Estimate your OpenAI costs →
Drop a prompt into the estimator, pick any OpenAI model, and get the exact dollar cost - input tokens counted with OpenAI's own tokenizer, output tokens predicted by our regression model.
Frequently asked
- How much does GPT-5.4 cost per 1M tokens?
- GPT-5.4 costs $2.50 per 1M input tokens and $15.00 per 1M output tokens. Cached input drops to $0.250 per 1M - a ~90% discount on repeated prompt prefixes.
- What is the cheapest OpenAI model?
- GPT-5 nano is the cheapest OpenAI model on a typical chat-shape request. At $0.05 input / $0.40 output per 1M tokens, it is cheap enough to run as a background classifier or a high-volume summariser without blowing the budget.
- Does OpenAI offer batch pricing discounts?
- Yes.
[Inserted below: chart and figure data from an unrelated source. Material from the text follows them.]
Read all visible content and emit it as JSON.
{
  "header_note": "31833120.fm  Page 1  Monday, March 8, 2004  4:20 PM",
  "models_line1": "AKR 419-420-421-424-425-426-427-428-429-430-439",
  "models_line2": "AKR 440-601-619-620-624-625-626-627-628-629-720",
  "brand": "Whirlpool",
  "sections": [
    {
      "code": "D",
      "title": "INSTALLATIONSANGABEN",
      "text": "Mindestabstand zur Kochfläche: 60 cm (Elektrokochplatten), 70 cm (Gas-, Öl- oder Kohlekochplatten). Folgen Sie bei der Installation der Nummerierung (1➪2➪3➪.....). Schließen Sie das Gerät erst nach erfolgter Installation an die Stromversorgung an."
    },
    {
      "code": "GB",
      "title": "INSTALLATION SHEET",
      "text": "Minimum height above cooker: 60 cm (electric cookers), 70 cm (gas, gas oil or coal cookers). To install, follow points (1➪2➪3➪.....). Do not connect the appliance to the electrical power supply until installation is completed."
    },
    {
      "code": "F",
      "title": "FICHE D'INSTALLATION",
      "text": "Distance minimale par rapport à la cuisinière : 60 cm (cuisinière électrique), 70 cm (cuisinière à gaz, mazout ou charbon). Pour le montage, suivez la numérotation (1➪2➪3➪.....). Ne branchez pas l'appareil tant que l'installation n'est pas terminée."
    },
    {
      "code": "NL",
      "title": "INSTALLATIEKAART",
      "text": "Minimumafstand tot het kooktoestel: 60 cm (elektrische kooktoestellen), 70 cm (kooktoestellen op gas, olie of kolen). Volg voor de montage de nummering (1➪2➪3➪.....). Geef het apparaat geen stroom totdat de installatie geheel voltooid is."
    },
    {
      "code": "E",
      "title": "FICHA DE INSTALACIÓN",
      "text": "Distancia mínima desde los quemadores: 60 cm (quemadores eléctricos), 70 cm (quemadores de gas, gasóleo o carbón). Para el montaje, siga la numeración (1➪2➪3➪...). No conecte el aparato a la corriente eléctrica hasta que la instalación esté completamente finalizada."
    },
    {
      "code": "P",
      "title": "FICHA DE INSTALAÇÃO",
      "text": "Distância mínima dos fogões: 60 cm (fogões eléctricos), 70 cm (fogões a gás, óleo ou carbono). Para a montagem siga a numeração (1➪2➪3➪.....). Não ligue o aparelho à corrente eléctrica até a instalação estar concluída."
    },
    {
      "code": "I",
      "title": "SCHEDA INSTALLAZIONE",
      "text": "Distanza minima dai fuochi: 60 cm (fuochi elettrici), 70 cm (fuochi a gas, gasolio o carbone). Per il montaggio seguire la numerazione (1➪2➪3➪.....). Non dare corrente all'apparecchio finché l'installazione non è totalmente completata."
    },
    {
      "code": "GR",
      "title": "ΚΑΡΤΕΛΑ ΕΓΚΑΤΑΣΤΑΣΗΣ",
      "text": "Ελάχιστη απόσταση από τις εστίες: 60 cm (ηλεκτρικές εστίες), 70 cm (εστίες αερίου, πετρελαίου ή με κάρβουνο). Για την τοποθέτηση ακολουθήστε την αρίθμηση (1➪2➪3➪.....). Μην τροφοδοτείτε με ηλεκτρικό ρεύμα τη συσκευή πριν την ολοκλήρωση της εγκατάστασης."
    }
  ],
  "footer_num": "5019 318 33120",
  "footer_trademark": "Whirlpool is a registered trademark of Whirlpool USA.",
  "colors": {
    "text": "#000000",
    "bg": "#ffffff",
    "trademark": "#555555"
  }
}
The OpenAI Batch API offers a 50% discount on both input and output tokens in exchange for up to 24-hour completion (most jobs finish much faster). Batch is available for every chat-completion and embeddings model. If your workload is not latency-sensitive - nightly report generation, bulk embeddings, research corpora - the batch discount is the single biggest lever on your bill.
- How does OpenAI pricing compare to competitors?
- At the flagship tier, GPT-5.4 ($15/1M output) sits between Anthropic's Claude Opus 4.7 ($25/1M) and Google's Gemini 2.5 Pro ($10/1M). At the bottom of the rate card, GPT-5 nano undercuts everything except Gemini Flash-Lite tiers.
- What is the OpenAI free tier?
- OpenAI does not offer a free API tier today - every request is billed. For experimentation, the platform offers usage credits on new accounts ($5-$18 at the time of writing, varies by region). Beyond that, pricing is pay-as-you-go with monthly hard caps configurable in the OpenAI dashboard. Calcis does not charge to estimate costs; the free tier here lets you price prompts before you spend anything at OpenAI.
Pricing verified 2026-04-06 from OpenAI's published rate card.